NEW YORK (AP) — Harvey Weinstein was convicted Monday of rape and sexual assault against two women and was led off to prison in handcuffs, sealing his dizzying fall from powerful Hollywood studio boss to archvillain of the #MeToo movement.
The 67-year-old Weinstein had a look of resignation on his face as he heard the verdict that could put him away for the rest of his life. The charges carry up to 29 years behind bars.
“This is the new landscape for survivors of sexual assault in America, I believe, and it is a new day. It is a new day because Harvey Weinstein has finally been held accountable for crimes he committed,” District Attorney Cyrus Vance Jr. said. “Weinstein is a vicious, serial sexual predator who used his power to threaten, rape, assault and trick, humiliate and silence his victims.” Weinstein’s lawyers said they will appeal.
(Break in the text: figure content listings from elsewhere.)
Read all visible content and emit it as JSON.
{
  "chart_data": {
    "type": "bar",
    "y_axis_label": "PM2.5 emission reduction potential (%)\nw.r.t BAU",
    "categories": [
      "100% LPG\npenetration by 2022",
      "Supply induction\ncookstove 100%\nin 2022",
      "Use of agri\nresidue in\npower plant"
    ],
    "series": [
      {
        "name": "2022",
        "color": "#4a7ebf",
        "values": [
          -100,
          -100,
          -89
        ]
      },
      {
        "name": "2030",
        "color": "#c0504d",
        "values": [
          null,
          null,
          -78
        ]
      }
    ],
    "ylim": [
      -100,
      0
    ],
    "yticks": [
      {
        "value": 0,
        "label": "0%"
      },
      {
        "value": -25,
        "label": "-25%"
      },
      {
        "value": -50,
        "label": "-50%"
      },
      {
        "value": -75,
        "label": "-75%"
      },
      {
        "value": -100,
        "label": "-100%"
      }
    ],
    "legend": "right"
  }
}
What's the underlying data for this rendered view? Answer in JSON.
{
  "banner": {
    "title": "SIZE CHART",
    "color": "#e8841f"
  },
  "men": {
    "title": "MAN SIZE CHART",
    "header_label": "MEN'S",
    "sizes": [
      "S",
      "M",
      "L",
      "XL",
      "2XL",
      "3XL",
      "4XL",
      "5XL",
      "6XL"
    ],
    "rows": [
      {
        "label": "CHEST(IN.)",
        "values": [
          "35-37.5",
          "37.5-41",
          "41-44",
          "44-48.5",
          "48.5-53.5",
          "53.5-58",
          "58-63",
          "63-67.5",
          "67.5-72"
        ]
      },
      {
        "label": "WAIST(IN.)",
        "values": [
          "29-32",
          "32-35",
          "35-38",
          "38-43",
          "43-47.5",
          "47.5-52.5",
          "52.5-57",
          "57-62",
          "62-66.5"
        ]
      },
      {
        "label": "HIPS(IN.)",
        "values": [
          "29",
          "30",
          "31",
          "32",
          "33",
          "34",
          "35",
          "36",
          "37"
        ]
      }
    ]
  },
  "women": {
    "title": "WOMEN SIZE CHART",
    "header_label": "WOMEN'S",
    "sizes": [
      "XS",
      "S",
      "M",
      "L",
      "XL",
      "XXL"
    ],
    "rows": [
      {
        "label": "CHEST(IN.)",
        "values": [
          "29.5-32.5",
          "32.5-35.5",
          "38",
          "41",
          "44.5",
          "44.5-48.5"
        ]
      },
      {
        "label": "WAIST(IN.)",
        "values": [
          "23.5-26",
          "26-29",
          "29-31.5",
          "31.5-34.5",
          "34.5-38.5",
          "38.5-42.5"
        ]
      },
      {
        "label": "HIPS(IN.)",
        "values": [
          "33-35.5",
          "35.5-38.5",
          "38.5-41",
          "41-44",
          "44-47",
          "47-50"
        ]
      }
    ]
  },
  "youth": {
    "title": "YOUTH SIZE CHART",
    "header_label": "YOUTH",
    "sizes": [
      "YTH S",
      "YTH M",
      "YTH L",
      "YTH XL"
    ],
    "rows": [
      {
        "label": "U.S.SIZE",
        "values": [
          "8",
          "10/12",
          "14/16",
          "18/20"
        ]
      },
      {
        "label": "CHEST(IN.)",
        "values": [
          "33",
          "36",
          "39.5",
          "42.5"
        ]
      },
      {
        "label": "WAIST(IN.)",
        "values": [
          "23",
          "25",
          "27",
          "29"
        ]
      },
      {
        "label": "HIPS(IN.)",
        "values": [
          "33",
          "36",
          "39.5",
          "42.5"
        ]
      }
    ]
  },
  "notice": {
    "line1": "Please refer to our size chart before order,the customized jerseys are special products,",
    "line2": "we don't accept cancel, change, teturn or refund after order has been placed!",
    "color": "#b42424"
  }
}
“Harvey is unbelievably strong. He took it like a man,” defense attorney Donna Rotunno said. “He knows that we will continue to fight for him, and we know that this is not over.” Another of his lawyers, Arthur Aidala, quoted Weinstein as telling his legal team, “I’m innocent. I’m innocent. I’m innocent. How could this happen in America?”
The jury of seven men and five women took five days to find Weinstein guilty of raping an aspiring actress in a New York City hotel room in 2013 and sexually assaulting production assistant Mimi Haleyi at his apartment in 2006 by forcibly performing oral sex on her.
He was acquitted on the most serious charges, two counts of predatory sexual assault, each carrying up to life in prison. Both of those counts hinged on the testimony of “Sopranos” actress Annabella Sciorra, who said Weinstein barged into her apartment, raped her and forcibly performed oral sex on her in the mid-1990s.
Judge James Burke ordered Weinstein taken to jail immediately. Court officers surrounded Weinstein, handcuffed him and led him out of the courtroom via a side door without the use of the walker he relied on for much of the trial. The judge said he will ask that Weinstein, who had been free on bail since his arrest nearly two years ago, be held in the infirmary after his lawyers said he needs medical attention following unsuccessful back surgery.
SEOUL, South Korea (AP) — The new virus took aim at a broadening swath of the globe Monday, with officials in Europe and the Middle East scrambling to limit the spread of an outbreak that showed signs of stabilizing at its Chinese epicenter but posed new threats far beyond.
In Italy, authorities set up roadblocks, called off soccer matches and shuttered sites including the famed La Scala opera house. In Iran, the government said 12 people had died nationwide, while five neighboring countries — Iraq, Kuwait, Bahrain, Oman and Afghanistan — reported their first cases of the virus, with all those infected having links to Iran.
Across the world, stock markets and futures tumbled on fears of a global economic slowdown due to the expanding spread of the virus. The Dow Jones Industrial Average sank more than 1,000 points, its biggest decline in two years.
The number of people sickened by the coronavirus topped 79,000 globally, and wherever it sprung up, officials rushed to try to contain it. “The past few weeks has demonstrated just how quickly a new virus can spread around the world and cause widespread fear and disruption,” said the head of the World Health Organization, Tedros Adhanom Ghebreyesus.
“Does this virus have pandemic potential? Absolutely, yes,” Ghebreyesus said, but “for the moment we’re not witnessing the uncontained global spread of this virus.”
“I have spoken consistently about the need for facts not fear. Using the word pandemic now does not fit the facts but it may certainly cause fear,” Ghebreyesus said, speaking in Geneva.
He said a WHO expert team currently in China believes the virus plateaued there between Jan. 23 and Feb. 2 and has declined since. The team also said the fatality rate in China was between 2% and 4% in Wuhan, the epicenter of the outbreak, and 0.7% outside of Wuhan.
Clusters of the virus continued to emerge outside China, including in Qom, an Iranian city where the country’s semiofficial ILNA news agency cited a lawmaker as reporting a staggering 50 people had died of COVID-19, the disease caused by the virus. The country’s Health Ministry rejected that, insisting the death toll remained at 12, with total infections numbering 61.
BERLIN (AP) — A man intentionally drove a car into a crowd at a Carnival parade in a small town in central Germany, injuring around 30 people including children, officials said.
The driver, a 29-year-old German citizen who lived locally, was arrested at the scene in Volkmarsen near Kassel, about 280 kilometers (175 miles) southwest of Berlin, prosecutors said. He is being investigated on suspicion of attempted homicide.
A spokesman for Frankfurt prosecutors, Alexander Badle, said in a statement that “about 30 people” were injured. They were taken to surrounding hospitals, some with life-threatening injuries.
The suspect was also injured, said Badle.
“The investigation, especially into the circumstances of the crime, continues,” he said. “In particular, no information can yet be provided about a motive. The investigation is exploring all avenues.”